Brooklyn Museum/Los Angeles County Museum of Art/Museum of Modern Art, New York
Collection of the Henry and Rose Pearlman Foundation
Henry Pearlman began collecting art in 1945 and by the time he died, some three decades later, built up a significant collection of mostly Impressionist and Post-Impressionist painting, drawing and sculpture. Since the 1970s most of the collection has been on loan to the Princeton University Art Museum. Now, the foundation, set up by Henry and his wife Rose in 1955, has announced that its entire collection of 63 artworks will be given to three US museums: MoMA, the Brooklyn Museum and the Los Angeles County Museum of Art (LACMA). Brooklyn will get 29 of them – including works by Gauguin, Soutine and Modigliani – while MoMA will get 28, including most of the Cézannes in the collection. The gift to LACMA of six works include masterpieces by two artists who have until now been absent from the museum’s collections: Manet and Van Gogh, with Young Woman in a Round Hat (c. 1877–79) and Tarascon Stagecoach (1888) respectively.

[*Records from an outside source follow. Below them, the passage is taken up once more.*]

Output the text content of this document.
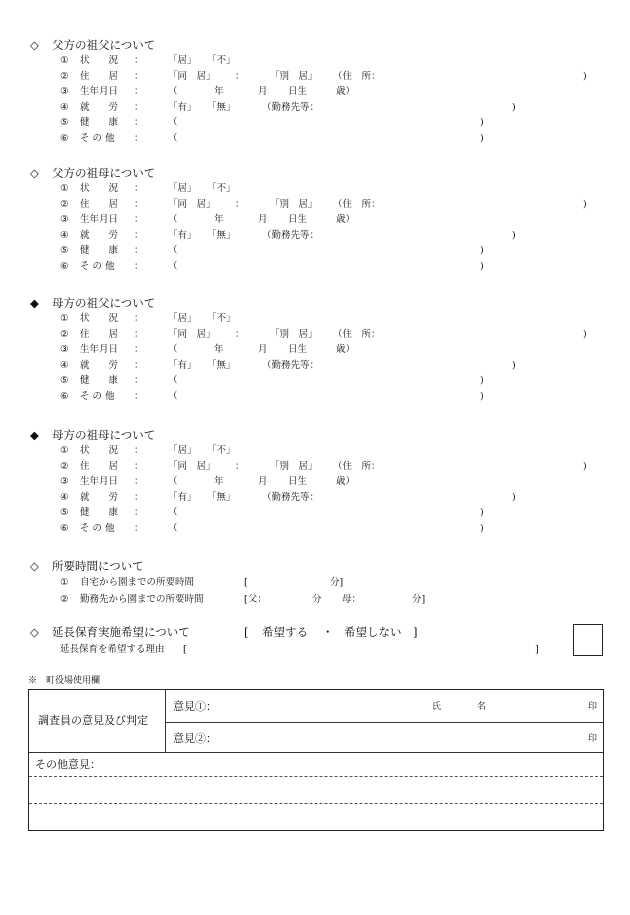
◇ 父方の祖父について
① 状　　況 ：	「居」 「不」
② 住　　居 ：	「同　居」 ：	「別　居」 （住　所：	)
③ 生年月日 ：	（	年	月 日生	歳）
④ 就　　労 ：	「有」 「無」	（勤務先等：	)
⑤ 健　　康 ：	（	)
⑥ そ の 他 ：	（	)
◇ 父方の祖母について
① 状　　況 ：	「居」 「不」
② 住　　居 ：	「同　居」 ：	「別　居」 （住　所：	)
③ 生年月日 ：	（	年	月 日生	歳）
④ 就　　労 ：	「有」 「無」	（勤務先等：	)
⑤ 健　　康 ：	（	)
⑥ そ の 他 ：	（	)
◆ 母方の祖父について
① 状　　況 ：	「居」 「不」
② 住　　居 ：	「同　居」 ：	「別　居」 （住　所：	)
③ 生年月日 ：	（	年	月 日生	歳）
④ 就　　労 ：	「有」 「無」	（勤務先等：	)
⑤ 健　　康 ：	（	)
⑥ そ の 他 ：	（	)
◆ 母方の祖母について
① 状　　況 ：	「居」 「不」
② 住　　居 ：	「同　居」 ：	「別　居」 （住　所：	)
③ 生年月日 ：	（	年	月 日生	歳）
④ 就　　労 ：	「有」 「無」	（勤務先等：	)
⑤ 健　　康 ：	（	)
⑥ そ の 他 ：	（	)
◇ 所要時間について
① 自宅から園までの所要時間	[	分]
② 勤務先から園までの所要時間	[父：	分 母：	分]
◇ 延長保育実施希望について	[ 希望する ・ 希望しない ]
延長保育を希望する理由 [	]
※　町役場使用欄
調査員の意見及び判定
意見①：	氏　　　　名	印
意見②：	印
その他意見：
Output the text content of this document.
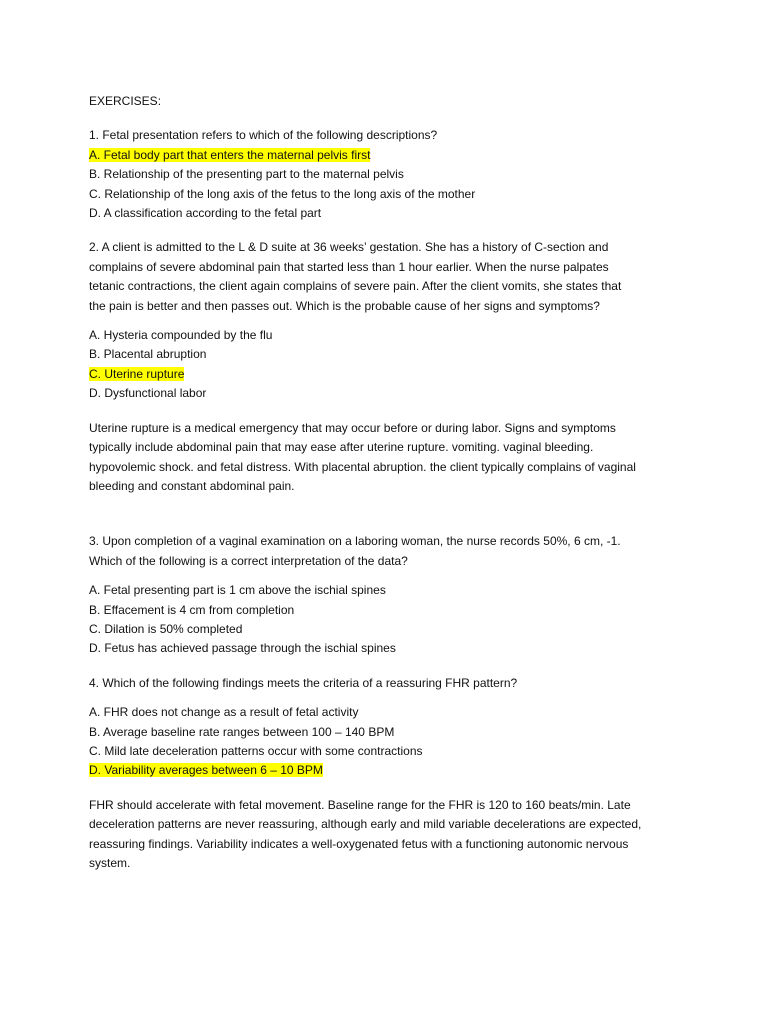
EXERCISES:
1. Fetal presentation refers to which of the following descriptions?
A. Fetal body part that enters the maternal pelvis first
B. Relationship of the presenting part to the maternal pelvis
C. Relationship of the long axis of the fetus to the long axis of the mother
D. A classification according to the fetal part
2. A client is admitted to the L & D suite at 36 weeks’ gestation. She has a history of C-section and
complains of severe abdominal pain that started less than 1 hour earlier. When the nurse palpates
tetanic contractions, the client again complains of severe pain. After the client vomits, she states that
the pain is better and then passes out. Which is the probable cause of her signs and symptoms?
A. Hysteria compounded by the flu
B. Placental abruption
C. Uterine rupture
D. Dysfunctional labor
Uterine rupture is a medical emergency that may occur before or during labor. Signs and symptoms
typically include abdominal pain that may ease after uterine rupture. vomiting. vaginal bleeding.
hypovolemic shock. and fetal distress. With placental abruption. the client typically complains of vaginal
bleeding and constant abdominal pain.
3. Upon completion of a vaginal examination on a laboring woman, the nurse records 50%, 6 cm, -1.
Which of the following is a correct interpretation of the data?
A. Fetal presenting part is 1 cm above the ischial spines
B. Effacement is 4 cm from completion
C. Dilation is 50% completed
D. Fetus has achieved passage through the ischial spines
4. Which of the following findings meets the criteria of a reassuring FHR pattern?
A. FHR does not change as a result of fetal activity
B. Average baseline rate ranges between 100 – 140 BPM
C. Mild late deceleration patterns occur with some contractions
D. Variability averages between 6 – 10 BPM
FHR should accelerate with fetal movement. Baseline range for the FHR is 120 to 160 beats/min. Late
deceleration patterns are never reassuring, although early and mild variable decelerations are expected,
reassuring findings. Variability indicates a well-oxygenated fetus with a functioning autonomic nervous
system.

Walker Art Gallery, Liverpool
La pêche aux écrevisses (c.1870–80), Marie Bracquemond
Marie Bracquemond’s star has risen in recent years as more attention has been given to the women, including Mary Cassatt and Berthe Morisot, who helped shape the Impressionist movement. Walker Art Gallery has become the first institution in the UK to own a Bracquemond, having bought La pêche aux écrevisses (c. 1870–80), a lively depiction of a woman fishing for crayfish with children frolicking in the background. Bracquemond was a Salon painter early in her career and studied under Ingres; her work shifted radically in the 1870s under the influence of Impressionism. This work, distinctly Impressionist in its sense of dynamism, use of colour and freedom of brushwork, constitutes one of her early experiments with this new style.

Metropolitan Museum of Art, New York/Cleveland Museum of Art
18th-century Chinese prints
The Met and the Cleveland Museum of Art have jointly acquired a group of 18th-century Chinese prints from the collection of Christer von der Burg, collector and founder of the Muban Educational Trust, which is dedicated to the preservation and promotion of Chinese woodblock printmaking. The prints – almost all of which were produced in the city of Suzhou, in eastern China – depict an array of subjects, from flora and fauna to people, architecture, antiquities and more. Many of them also observe artistic conventions that were at the time associated with Europe, such as linear perspective and hatching to convey light and dark. Each museum has received around 100 prints; Cleveland will put its new gift on display late next year and the Met will include a selection in its upcoming exhibition Chinese Painting and Calligraphy, which opens on 22 November.

Kimbell Art Museum, Fort Worth
Still Life with Melon, Watermelon, and Other Fruits (c. 1610–20), Pensionante del Saraceni
Among the artists who flourished in Rome immediately after Caravaggio’s death in 1610 was an elusive painter, possibly French, about whom very little is known today. Known as the Pensionante del Saraceni (‘Saraceni’s lodger’, since he is thought to have lived with the painter Carlo Saraceni for a time), the artist painted a small group of exquisitely detailed paintings that bear the imprint of Caravaggio’s tenebrism. Among them is this still life, recently acquired by the Kimbell from the dealer Nicholas Hall, of melon, grapes, pomegranates and more. It joins several notable still lifes in the museum’s collection, including Jacques de Gheyn II’s Vase of Flowers with a Curtain (1615) and a very recent acquisition, The Cut Melon (1760) by Jean-Siméon Chardin.

ARoS, Aarhus
Four works by Igshaan Adams
The first exhibition in the Nordic countries of the South African artist Igshaan Adams closed last month at ARoS in Aarhus, but Adams’s work can still be seen at the museum. ARoS has acquired four works that appeared in the exhibition, including a large tapestry, Jaime-Lee, Byron, Dustin, Faroll, Lynett (2024), which is made of rope, chains, beads, shells and other materials and is named after his collaborators on the piece: five members of the Garage Dance Ensemble. The other three are all ‘dust cloud’ installations: large-scale sculptures woven together from found objects that hang over gallery-goers in an ethereal mass.